RICHMOND, Va.—A data breach lawsuit involving the National Board of Examiners in Optometry Inc. (NBEO) as a defendant is headed back to U.S. District Court following a ruling by the 4th U.S. Circuit Court of Appeals here last week. The suit, which was initially filed in August 2016 in Baltimore, is Rhonda L. Hutton et al. v. National Board of Examiners in Optometry Inc.
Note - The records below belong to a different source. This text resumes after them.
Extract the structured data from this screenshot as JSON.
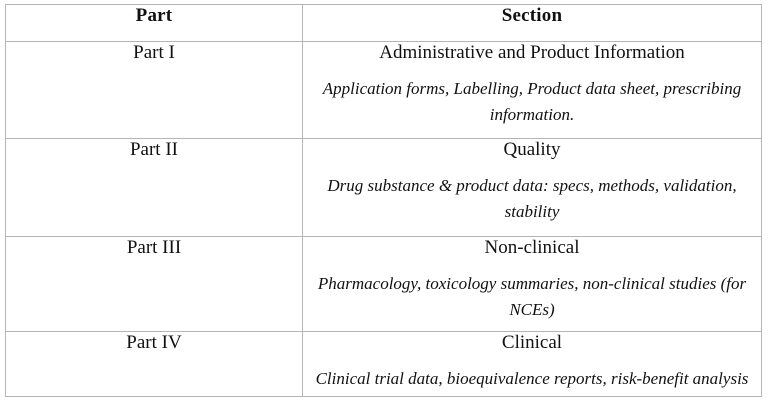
{
  "table": {
    "border_color": "#b5b5b5",
    "text_color": "#111111",
    "headers": {
      "part": "Part",
      "section": "Section"
    },
    "rows": [
      {
        "part": "Part I",
        "title": "Administrative and Product Information",
        "description": "Application forms, Labelling, Product data sheet, prescribing information."
      },
      {
        "part": "Part II",
        "title": "Quality",
        "description": "Drug substance & product data: specs, methods, validation, stability"
      },
      {
        "part": "Part III",
        "title": "Non-clinical",
        "description": "Pharmacology, toxicology summaries, non-clinical studies (for NCEs)"
      },
      {
        "part": "Part IV",
        "title": "Clinical",
        "description": "Clinical trial data, bioequivalence reports, risk-benefit analysis"
      }
    ]
  }
}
In the suit, the plaintiffs claimed they had suffered injuries as a result of an alleged data breach affecting NBEO, which is headquartered in Charlotte, N.C.

“Three optometrists, Rhonda L. Hutton, Tawny P. Kaeochinda, and Nicole Mizrahi (the plaintiffs), as representatives of the putative class of victims, specify in two complaints that their personal information and that of the class members was stolen in the NBEO data breach,” the court’s ruling stated. The plaintiffs’ claims allege negligence, breach of contract, breach of implied contract, and unjust enrichment and arise from “NBEO’s failure to adequately safeguard personal information of the Plaintiffs and the class members,” according to the ruling.
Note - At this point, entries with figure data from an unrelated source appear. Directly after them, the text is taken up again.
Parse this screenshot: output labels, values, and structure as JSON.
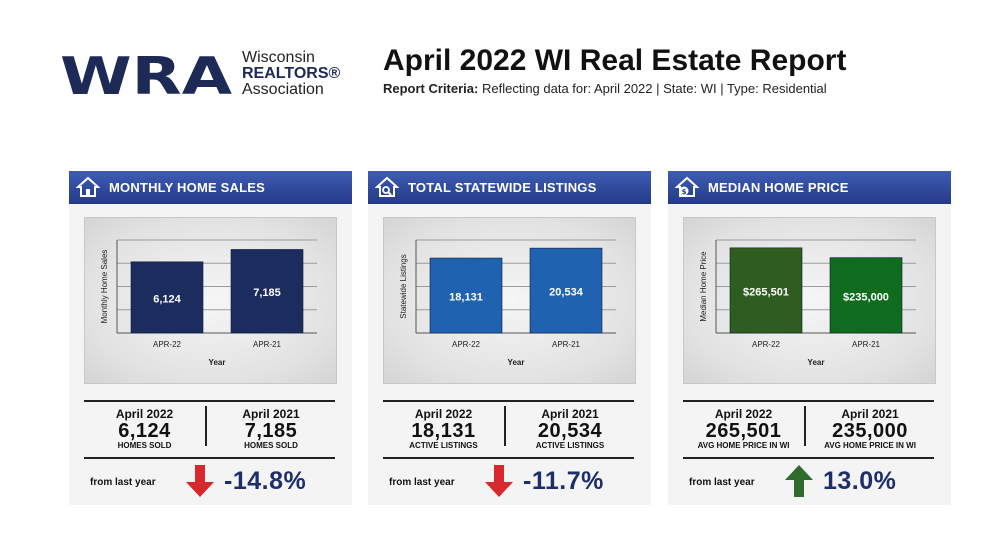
{
  "header": {
    "logo_letters": "WRA",
    "org_line1": "Wisconsin",
    "org_line2": "REALTORS®",
    "org_line3": "Association",
    "title": "April 2022 WI Real Estate Report",
    "criteria_label": "Report Criteria:",
    "criteria_text": " Reflecting data for: April 2022 | State: WI | Type: Residential"
  },
  "cards": [
    {
      "title": "MONTHLY HOME SALES",
      "icon": "house-icon",
      "current": {
        "period": "April 2022",
        "value": "6,124",
        "caption": "HOMES SOLD"
      },
      "prior": {
        "period": "April 2021",
        "value": "7,185",
        "caption": "HOMES SOLD"
      },
      "from_label": "from last year",
      "change": "-14.8%",
      "direction": "down",
      "arrow_color": "#d9272e"
    },
    {
      "title": "TOTAL STATEWIDE LISTINGS",
      "icon": "house-search-icon",
      "current": {
        "period": "April 2022",
        "value": "18,131",
        "caption": "ACTIVE LISTINGS"
      },
      "prior": {
        "period": "April 2021",
        "value": "20,534",
        "caption": "ACTIVE LISTINGS"
      },
      "from_label": "from last year",
      "change": "-11.7%",
      "direction": "down",
      "arrow_color": "#d9272e"
    },
    {
      "title": "MEDIAN HOME PRICE",
      "icon": "house-dollar-icon",
      "current": {
        "period": "April 2022",
        "value": "265,501",
        "caption": "AVG HOME PRICE IN WI"
      },
      "prior": {
        "period": "April 2021",
        "value": "235,000",
        "caption": "AVG HOME PRICE IN WI"
      },
      "from_label": "from last year",
      "change": "13.0%",
      "direction": "up",
      "arrow_color": "#2e6b2c"
    }
  ],
  "chart_data": [
    {
      "type": "bar",
      "categories": [
        "APR-22",
        "APR-21"
      ],
      "values": [
        6124,
        7185
      ],
      "value_labels": [
        "6,124",
        "7,185"
      ],
      "xlabel": "Year",
      "ylabel": "Monthly Home Sales",
      "ylim": [
        0,
        8000
      ],
      "grid": true,
      "bar_colors": [
        "#1d2c5e",
        "#1d2c5e"
      ]
    },
    {
      "type": "bar",
      "categories": [
        "APR-22",
        "APR-21"
      ],
      "values": [
        18131,
        20534
      ],
      "value_labels": [
        "18,131",
        "20,534"
      ],
      "xlabel": "Year",
      "ylabel": "Statewide Listings",
      "ylim": [
        0,
        22500
      ],
      "grid": true,
      "bar_colors": [
        "#1f62b0",
        "#1f62b0"
      ]
    },
    {
      "type": "bar",
      "categories": [
        "APR-22",
        "APR-21"
      ],
      "values": [
        265501,
        235000
      ],
      "value_labels": [
        "$265,501",
        "$235,000"
      ],
      "xlabel": "Year",
      "ylabel": "Median Home Price",
      "ylim": [
        0,
        290000
      ],
      "grid": true,
      "bar_colors": [
        "#2f5d1f",
        "#0f6b1e"
      ]
    }
  ]
}
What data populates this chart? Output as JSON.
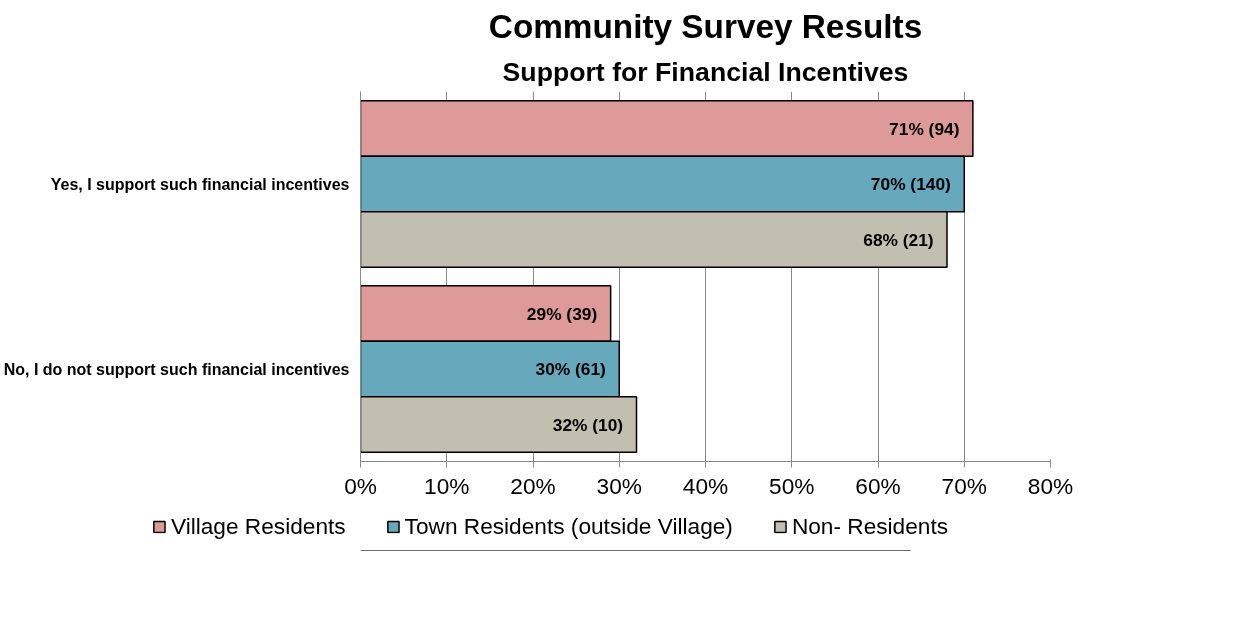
{
  "chart_data": {
    "type": "bar",
    "orientation": "horizontal",
    "title": "Community Survey Results",
    "subtitle": "Support for Financial Incentives",
    "categories": [
      "Yes, I support such financial incentives",
      "No, I do not support such financial incentives"
    ],
    "series": [
      {
        "name": "Village Residents",
        "color": "#de9a99",
        "values": [
          71,
          29
        ],
        "value_labels": [
          "71%  (94)",
          "29%  (39)"
        ]
      },
      {
        "name": "Town Residents (outside Village)",
        "color": "#67a9bc",
        "values": [
          70,
          30
        ],
        "value_labels": [
          "70%  (140)",
          "30%  (61)"
        ]
      },
      {
        "name": "Non- Residents",
        "color": "#c3bfb0",
        "values": [
          68,
          32
        ],
        "value_labels": [
          "68%  (21)",
          "32%  (10)"
        ]
      }
    ],
    "xlim": [
      0,
      80
    ],
    "xticks": [
      {
        "value": 0,
        "label": "0%"
      },
      {
        "value": 10,
        "label": "10%"
      },
      {
        "value": 20,
        "label": "20%"
      },
      {
        "value": 30,
        "label": "30%"
      },
      {
        "value": 40,
        "label": "40%"
      },
      {
        "value": 50,
        "label": "50%"
      },
      {
        "value": 60,
        "label": "60%"
      },
      {
        "value": 70,
        "label": "70%"
      },
      {
        "value": 80,
        "label": "80%"
      }
    ],
    "grid": "x",
    "legend": "bottom"
  }
}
The district court dismissed the complaints for lack of subject-matter jurisdiction, based on a failure to establish that the plaintiffs possessed standing to sue and that “the complaints had not sufficiently alleged the necessary injury-in-fact and that, in any event, they failed to sufficiently allege that any injuries suffered by the plaintiffs were fairly traceable to conduct of the NBEO,” the ruling stated.

NBEO officials could not be reached for comment on the court’s ruling at VMAIL’s press time on Friday.

The matter dates to July 2016 when some U.S. optometrists noticed that Chase Amazon Visa credit card accounts had been fraudulently opened in their names. “The creation of those fraudulent accounts — which required the use of an applicant’s correct social security number and date of birth — convinced several of the victims that data containing their personal information had been stolen,” the court stated in the ruling.

According to the ruling, NBEO became aware of the data breach concerns and in early August 2016 released a statement on its Facebook page asserting that, “[a]fter a thorough investigation and extensive discussions with involved parties,” the NBEO had determined that its “information systems [had] NOT been compromised.” Later in August, “NBEO revised its earlier announcements ‘with a cryptic message stating its internal review was still ongoing and that it may take a number of additional weeks to complete,’” the ruling stated.

The plaintiffs filed their lawsuit just a few days later, according to the court ruling.

The lower federal court had dismissed the case, finding that the plaintiffs “simply alleged speculative harms that could only occur in the future,” according to the ruling. And the district court ruling noted that any alleged injury “was not traceable” to NBEO.

Last week, the three-judge panel at the Circuit Court here unanimously reinstated the litigation. Other national optometry organizations do not gather or store Social Security numbers, the ruling also noted.